1982 war mir noch nicht bewusst, dass Mönche ja eigentlich »die erfolgreichste Firma« der Welt sind. Wir Zisterzienser sind reformierte Benediktiner und leben nach einer Regel, die der heilige Benedikt in der ersten Hälfte des 6. Jahrhunderts verfasst hat, also vor 1.500 Jahren. Und seither ist das benediktinische Mönchtum ein Erfolgsprogramm, das höchstens durch den Gottes- und Glaubenshass, den es leider in den letzten Jahrhunderten immer wieder gegeben hat, zerstört oder beschädigt werden konnte. Das Mönchtum ist eine geistig stabile Bewegung innerhalb der Kirche. Und ich danke Gott, dass ich dieser erfolgreichen Bewegung angehören darf. Speziell in Heiligenkreuz hat Gott uns in den letzten Jahren einige wirkliche Erfolgserlebnisse geschenkt, die mich zu einem geradezu euphorischen Optimisten machen. Ich bin überzeugt, dass das klösterliche Leben ein großes Potential auf Zukunft hin hat. Mönchtum ist zeitlos modern, weil wir nach einer zeitlos richtigen Grundoption leben, die Jesus im Evangelium mit den Worten formuliert hat: »Euch muss es zuerst um das Reich Gottes und um seine Gerechtigkeit gehen; dann wird euch alles andere dazugegeben.« (Matthäus 6,33). Ich muss gestehen, dass ich auch dazugelernt habe.

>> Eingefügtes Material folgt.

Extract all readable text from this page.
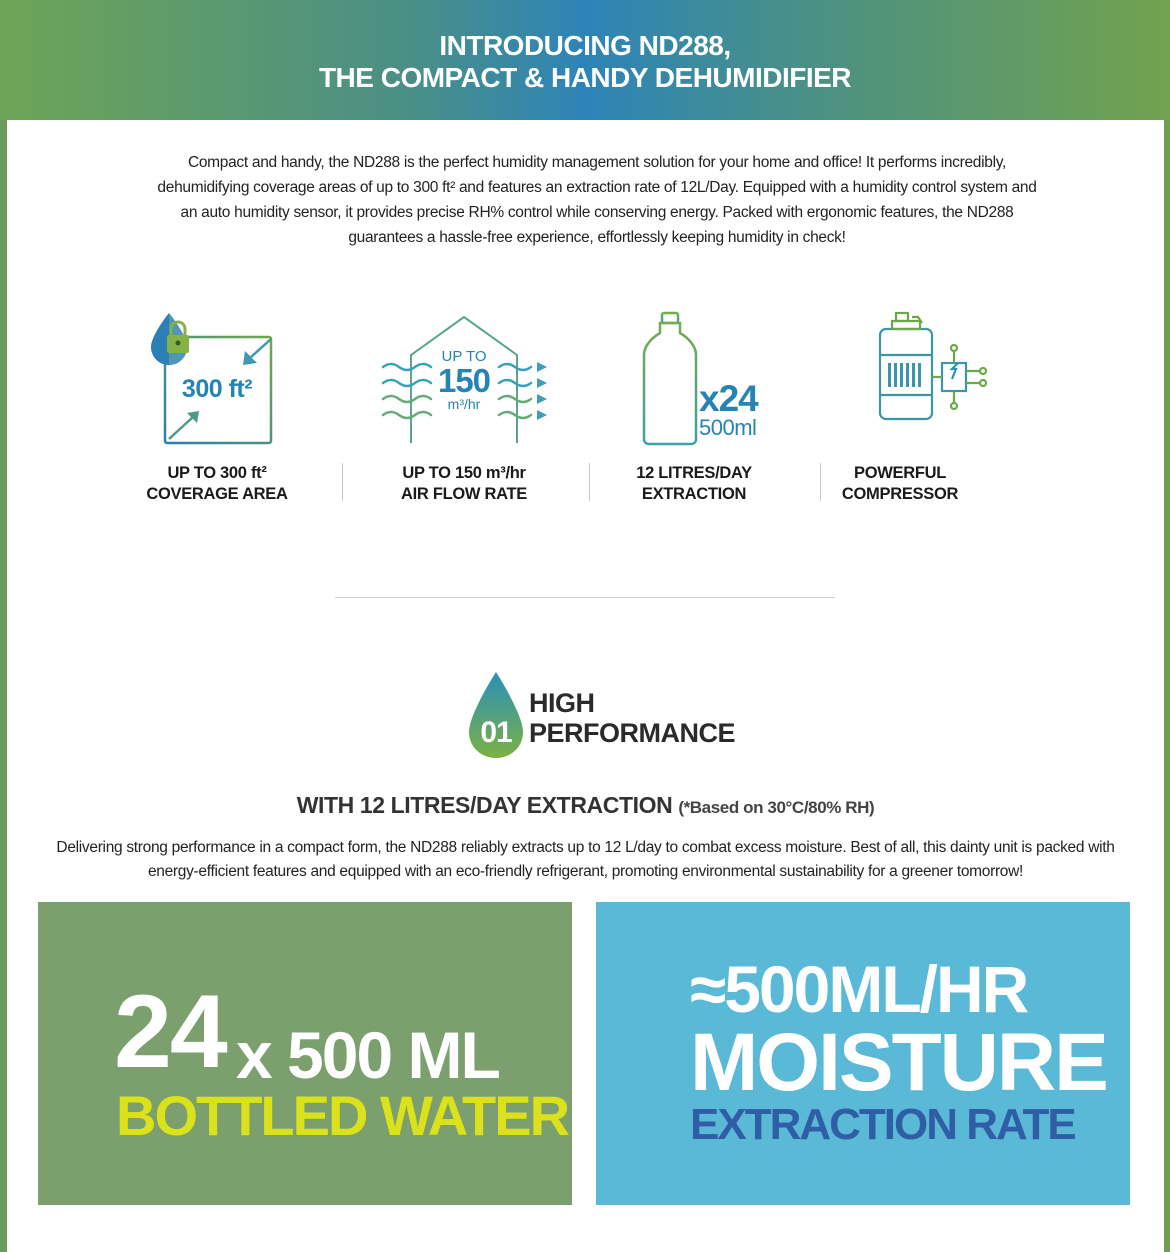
INTRODUCING ND288,
THE COMPACT & HANDY DEHUMIDIFIER
Compact and handy, the ND288 is the perfect humidity management solution for your home and office! It performs incredibly, dehumidifying coverage areas of up to 300 ft² and features an extraction rate of 12L/Day. Equipped with a humidity control system and an auto humidity sensor, it provides precise RH% control while conserving energy. Packed with ergonomic features, the ND288 guarantees a hassle-free experience, effortlessly keeping humidity in check!
300 ft²
UP TO 300 ft²
COVERAGE AREA
UP TO
150
m³/hr
UP TO 150 m³/hr
AIR FLOW RATE
x24
500ml
12 LITRES/DAY
EXTRACTION
POWERFUL
COMPRESSOR
01
HIGH
PERFORMANCE
WITH 12 LITRES/DAY EXTRACTION (*Based on 30°C/80% RH)
Delivering strong performance in a compact form, the ND288 reliably extracts up to 12 L/day to combat excess moisture. Best of all, this dainty unit is packed with energy-efficient features and equipped with an eco-friendly refrigerant, promoting environmental sustainability for a greener tomorrow!
24 x 500 ML
BOTTLED WATER
≈500ML/HR
MOISTURE
EXTRACTION RATE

Vor 30 Jahren war ich nicht so überzeugt, dass meine Lebensform als Mönch in einem fast 900 Jahre alten Kloster zukunftsfähig ist. Solche Reflexionen und Grübeleien waren mir damals ohnehin fremd, denn ich hatte mich einfach in den lieben Gott verliebt, dann kam Sein Ruf, der mich kurzfristig verblüfft, irritiert und regelrecht schockiert hat. Gottes Ruf war so deutlich, dass mir gar keine andere Wahl blieb, als zum damaligen Abt zu gehen und um Aufnahme zu bitten. Und plötzlich war ich Mönch, mit 18 Jahren, trug einen neuen Namen, den Ordensnamen »Karl«, und lief mit einem bodenlangen Gewand herum … Wer von Gott gerufen wird, der folgt. Erst jetzt in den letzten Jahren, wo mein Kloster von Gott so stark auf eine Bühne gestellt wurde, versuche ich, meine Erfahrungen zu reflektieren. Hier im Kloster läuft heute im Prinzip alles so wie immer. Von den fast 900 Jahren, in denen Heiligenkreuz besteht, überblicke ich natürlich nur die Spanne von etwa drei Jahrzehnten. Alles ist heute so wie damals. Nur, dass wir viel mehr geworden sind. Wir haben uns seither verdreifacht und den Altersschnitt enorm gesenkt. Sonst läuft ein Tag im Kloster heute genauso ab wie 1982, als ich als frisch eingekleideter Mönch durch die Gänge stolperte und aufpassen musste, dass ich nicht beim Stiegensteigen über das ungewohnte lange Gewand, den Habit, stolperte. Bei den Karthäusern, dem strengsten Orden der Kirche, gilt der Grundsatz: »Stat crux, dum volvitur orbis! Das Kreuz steht fest, während die Welt sich dreht.«
Der Stabilität des klösterlichen Lebens steht die Flüchtigkeit der Moden und Strömungen der Welt gegenüber. Der Heilige Geist ist weit weniger launenhaft als der Zeitgeist. Die steife Moderne ist in die bunte Postmoderne hinübergekippt. Das Liberal-Sein nach dem Motto »Ich tue, was mir gefällt«, muss man sich heute nicht mehr erobern, wie das die 1968er-Bewegung noch wollte. Heute ist ohnehin alles erlaubt, was einem Spaß macht. Die Jungen müssen nicht mehr gegen eine strenge Eltern- oder Großelterngeneration rebellieren, denn die Alten tun ja auch, was sie wollen und wie sie’s wollen. »Panta rhei — alles fließt!« Und wie man früher starren Ordnungen entfliehen wollte, hat sich heute eine regelrechte Sehnsucht entwickelt, nach Geborgenheit und Identität, eine Sehnsucht nach »geordneten Verhältnissen«. Und genau das bietet ein Kloster. Freilich: Das Prinzip, das bei uns alles ordnet, ist nicht der militärische Drill einer Kaserne, sondern der fröhliche Glaube an einen liebenden Gott und die Gewissheit, dass es nichts Schöneres gibt, als für diesen Gott zu leben.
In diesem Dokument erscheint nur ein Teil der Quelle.